İste, tatilde, çarşıda pazarda dolmuşta, falanca devlet dairesindeki kuyrukta.. Eski bir dostunuzdan, hiç tanımadığınız birisinden, yıllardır görmediğiniz bir sınıf arkadaşınızdan Atatürk dönemini görmüş bir yaşlıdan ya da General Evren’in “nutuk”larını bile anımsamayan bir lise öğrencisinden..

Benzer şeyler duyuyorsunuz:

– Atatürk adı eskiden bana heyecan vermiyordu. Değiştiğimi hissediyorum. Neredeyse fanatik bir Atatürkçü kesildim.

– Kızım duvardaki ünlü şarkıcı resimlerini attı. Şimdi odasını Atatürk’ün resmi ile Uğur Mumcu’nunki süslüyor.

– Atatürk’e saldırıları yanıtlayan böyle bir kitabın çıktığının farkında bile değildim. Lisedeki oğlumun elinde gördüm.

– Doğum günlerinde ya da başka vesile ile birbirlerine Atatürk ve Kemalizm ile ilgili kitap armağan edenler var.

Kemalizmin “öz”üne değil de bazı “biçimsel uygulamaları”na sahip çıkanlarla geçmişte “gardırop Atatürkçüsü” diye dalga geçen kesimden solcu bir dostla konuşuyordum. “Bazen ‘Ben gardırop Atatürkçüsüyüm! İtirazı olan var mı?’ diye bağırmak geliyor içimden ve yapıyorum” diyordu.

Türkiye ve Türkiye ile birlikte Türk solu bir yol ayrımında.

Ama kitlelere önderlik etmek isteyenlerin çoğu bunun henüz “tam” ayrımında değil!

★★★

Türk solu nasıl kurtulur?

Bunun iki yolu var.

Ya, solun “doğal taban”ının hangi toplum kesimlerinden oluşması gerektiğini “çıkış noktası” sayarsınız. O tabanı temsil edecek nitelikte bir “örgüt” oluşturursunuz. O tabanın sorunlarına çözüm getirecek bir “program” hazırlarsınız. Ve kendinize “mesaj”ları kitlelere iyi iletecek bir “önder” seçersiniz.

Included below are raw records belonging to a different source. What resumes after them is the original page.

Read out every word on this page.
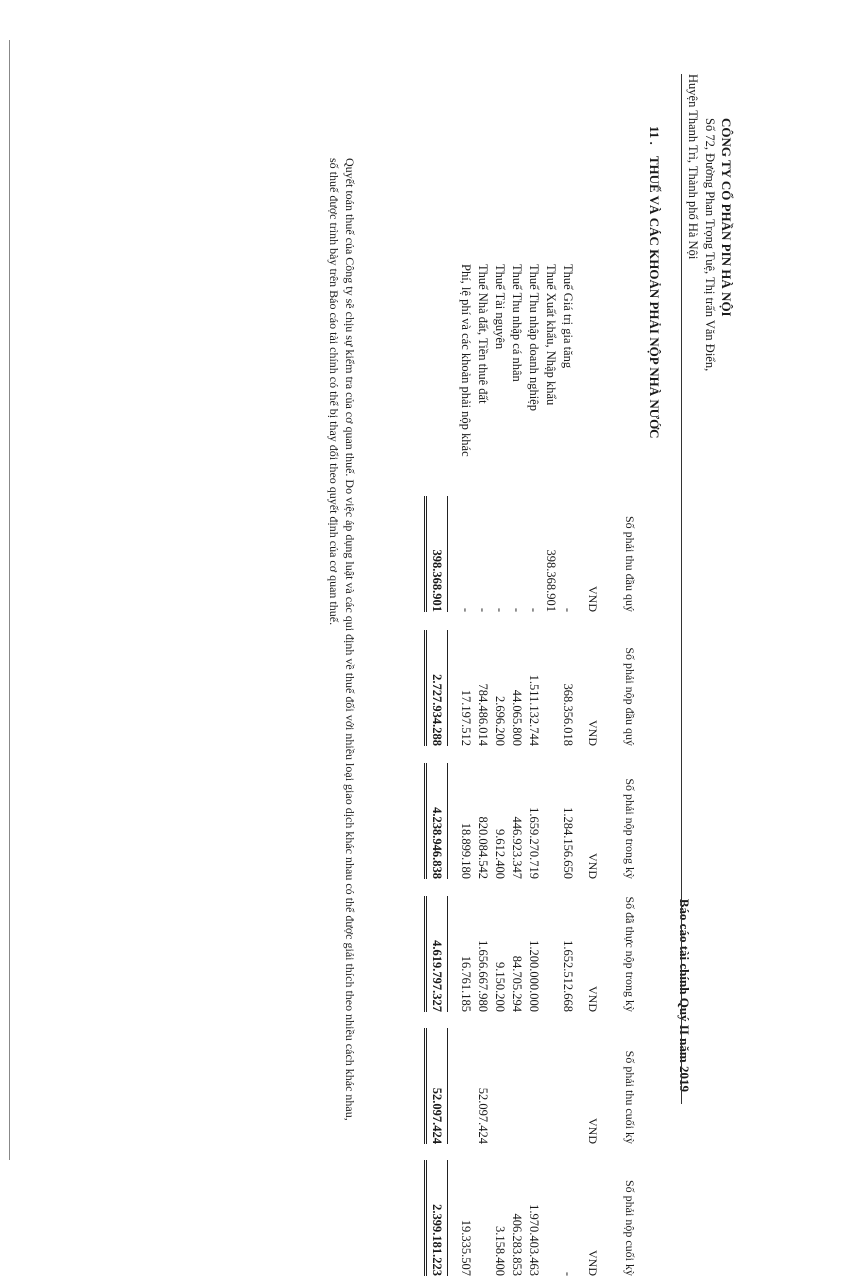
CÔNG TY CỔ PHẦN PIN HÀ NỘI
Số 72, Đường Phan Trọng Tuệ, Thị trấn Văn Điển,
Huyện Thanh Trì, Thành phố Hà Nội
Báo cáo tài chính Quý II năm 2019
11 . THUẾ VÀ CÁC KHOẢN PHẢI NỘP NHÀ NƯỚC
Số phải thu đầu quý
Số phải nộp đầu quý
Số phải nộp trong kỳ
Số đã thực nộp trong kỳ
Số phải thu cuối kỳ
Số phải nộp cuối kỳ
VND
VND
VND
VND
VND
VND
Thuế Giá trị gia tăng
-
368.356.018
1.284.156.650
1.652.512.668
-
Thuế Xuất khẩu, Nhập khẩu
398.368.901
Thuế Thu nhập doanh nghiệp
-
1.511.132.744
1.659.270.719
1.200.000.000
1.970.403.463
Thuế Thu nhập cá nhân
-
44.065.800
446.923.347
84.705.294
406.283.853
Thuế Tài nguyên
-
2.696.200
9.612.400
9.150.200
3.158.400
Thuế Nhà đất, Tiền thuê đất
-
784.486.014
820.084.542
1.656.667.980
52.097.424
Phí, lệ phí và các khoản phải nộp khác
-
17.197.512
18.899.180
16.761.185
19.335.507
398.368.901
2.727.934.288
4.238.946.838
4.619.797.327
52.097.424
2.399.181.223
Quyết toán thuế của Công ty sẽ chịu sự kiểm tra của cơ quan thuế. Do việc áp dụng luật và các qui định về thuế đối với nhiều loại giao dịch khác nhau có thể được giải thích theo nhiều cách khác nhau, số thuế được trình bày trên Báo cáo tài chính có thể bị thay đổi theo quyết định của cơ quan thuế.
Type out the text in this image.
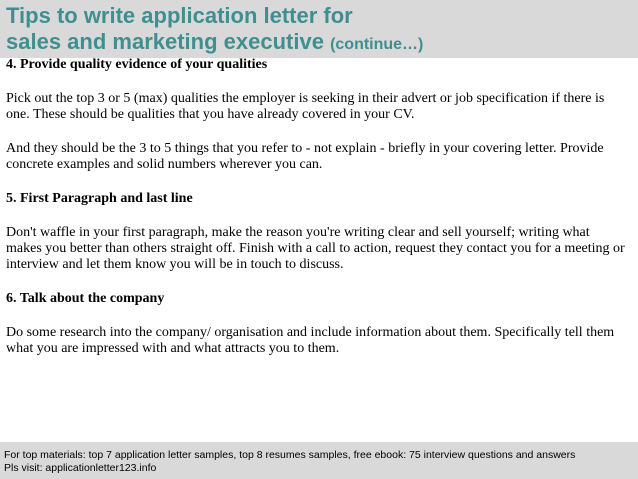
Tips to write application letter for
sales and marketing executive (continue…)

4. Provide quality evidence of your qualities

Pick out the top 3 or 5 (max) qualities the employer is seeking in their advert or job specification if there is one. These should be qualities that you have already covered in your CV.

And they should be the 3 to 5 things that you refer to - not explain - briefly in your covering letter. Provide concrete examples and solid numbers wherever you can.

5. First Paragraph and last line

Don't waffle in your first paragraph, make the reason you're writing clear and sell yourself; writing what makes you better than others straight off. Finish with a call to action, request they contact you for a meeting or interview and let them know you will be in touch to discuss.

6. Talk about the company

Do some research into the company/ organisation and include information about them. Specifically tell them what you are impressed with and what attracts you to them.

For top materials: top 7 application letter samples, top 8 resumes samples, free ebook: 75 interview questions and answers
Pls visit: applicationletter123.info
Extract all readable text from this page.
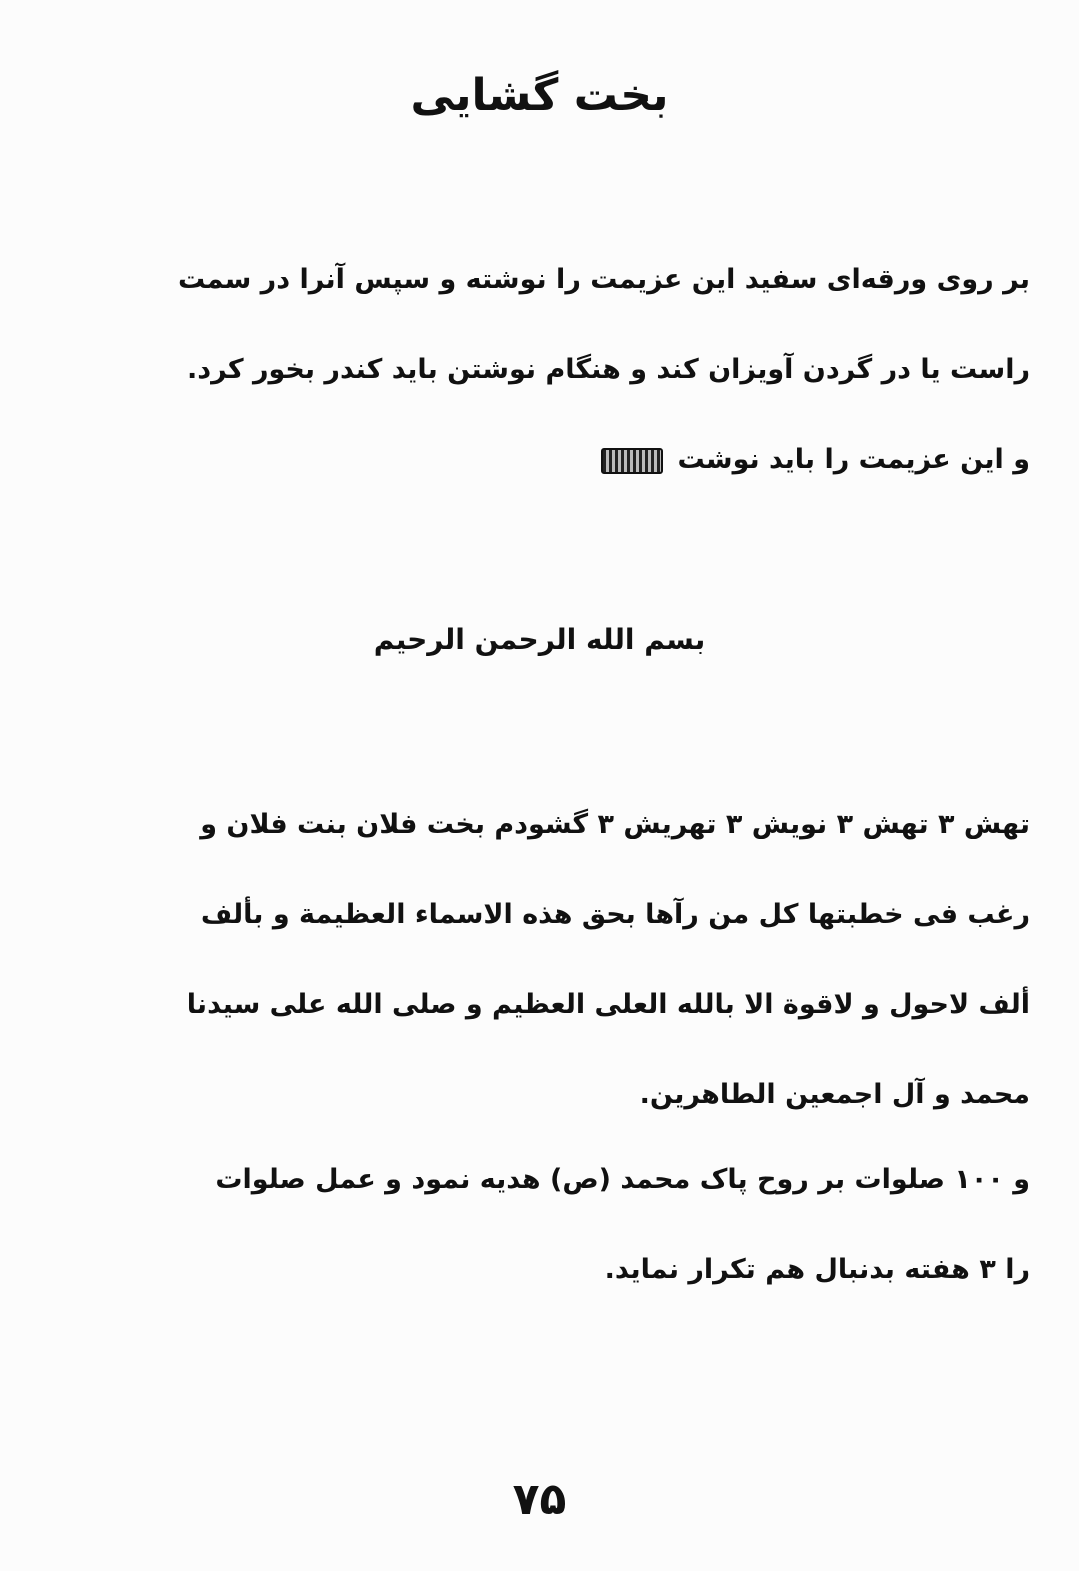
بخت گشایی
بر روی ورقه‌ای سفید این عزیمت را نوشته و سپس آنرا در سمت
راست یا در گردن آویزان کند و هنگام نوشتن باید کندر بخور کرد.
و این عزیمت را باید نوشت
بسم الله الرحمن الرحیم
تهش ۳ تهش ۳ نویش ۳ تهریش ۳ گشودم بخت فلان بنت فلان و
رغب فی خطبتها کل من رآها بحق هذه الاسماء العظیمة و بألف
ألف لاحول و لاقوة الا بالله العلی العظیم و صلی الله علی سیدنا
محمد و آل اجمعین الطاهرین.
و ۱۰۰ صلوات بر روح پاک محمد (ص) هدیه نمود و عمل صلوات
را ۳ هفته بدنبال هم تکرار نماید.
۷۵
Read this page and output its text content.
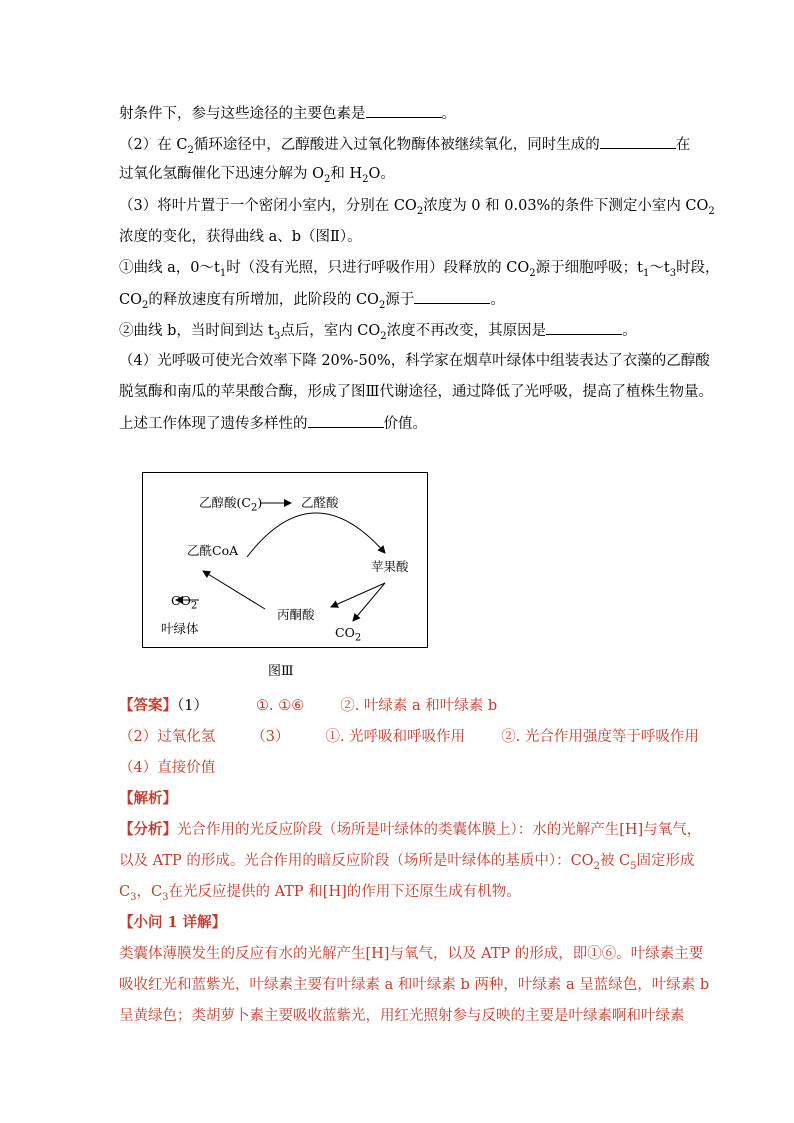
射条件下，参与这些途径的主要色素是	。
（2）在 $C_2$循环途径中，乙醇酸进入过氧化物酶体被继续氧化，同时生成的	在
过氧化氢酶催化下迅速分解为 $O_2$和 $H_2O$。
（3）将叶片置于一个密闭小室内，分别在 $CO_2$浓度为 0 和 0.03%的条件下测定小室内 $CO_2$
浓度的变化，获得曲线 a、b（图Ⅱ）。
①曲线 a，$0\sim t_1$时（没有光照，只进行呼吸作用）段释放的 $CO_2$源于细胞呼吸；$t_1\sim t_3$时段，
$CO_2$的释放速度有所增加，此阶段的 $CO_2$源于	。
②曲线 b，当时间到达 $t_3$点后，室内 $CO_2$浓度不再改变，其原因是	。
（4）光呼吸可使光合效率下降 20%-50%，科学家在烟草叶绿体中组装表达了衣藻的乙醇酸
脱氢酶和南瓜的苹果酸合酶，形成了图Ⅲ代谢途径，通过降低了光呼吸，提高了植株生物量。
上述工作体现了遗传多样性的	价值。
乙醇酸$(C_2)$	乙醛酸
乙酰CoA
苹果酸
$CO_2$
丙酮酸
叶绿体	$CO_2$
图Ⅲ
【答案】（1）	①. ①⑥ ②. 叶绿素 a 和叶绿素 b
（2）过氧化氢 （3） ①. 光呼吸和呼吸作用 ②. 光合作用强度等于呼吸作用
（4）直接价值
【解析】
【分析】光合作用的光反应阶段（场所是叶绿体的类囊体膜上）：水的光解产生[H]与氧气，
以及 ATP 的形成。光合作用的暗反应阶段（场所是叶绿体的基质中）：$CO_2$被 $C_5$固定形成
$C_3$，$C_3$在光反应提供的 ATP 和[H]的作用下还原生成有机物。
【小问 1 详解】
类囊体薄膜发生的反应有水的光解产生[H]与氧气，以及 ATP 的形成，即①⑥。叶绿素主要
吸收红光和蓝紫光，叶绿素主要有叶绿素 a 和叶绿素 b 两种，叶绿素 a 呈蓝绿色，叶绿素 b
呈黄绿色；类胡萝卜素主要吸收蓝紫光，用红光照射参与反映的主要是叶绿素啊和叶绿素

Bu tutarlı yapı sizi mutlaka başarıya götürür. İktidarda olmadığınız zamanlarda bile, ağırlığınızla olaylara yön verme olanağını elde edersiniz.

Ya da “tarihsel” bir fırsat çıkar karşınıza. Topluma heyecan veren bir “dava”nın bayrağını taşıma şansını elde edersiniz. Önce bayrağı çekersiniz sonra o bayrağın altında toplanan milyonların özelliklerine göre bir “yapı” oluşturursunuz.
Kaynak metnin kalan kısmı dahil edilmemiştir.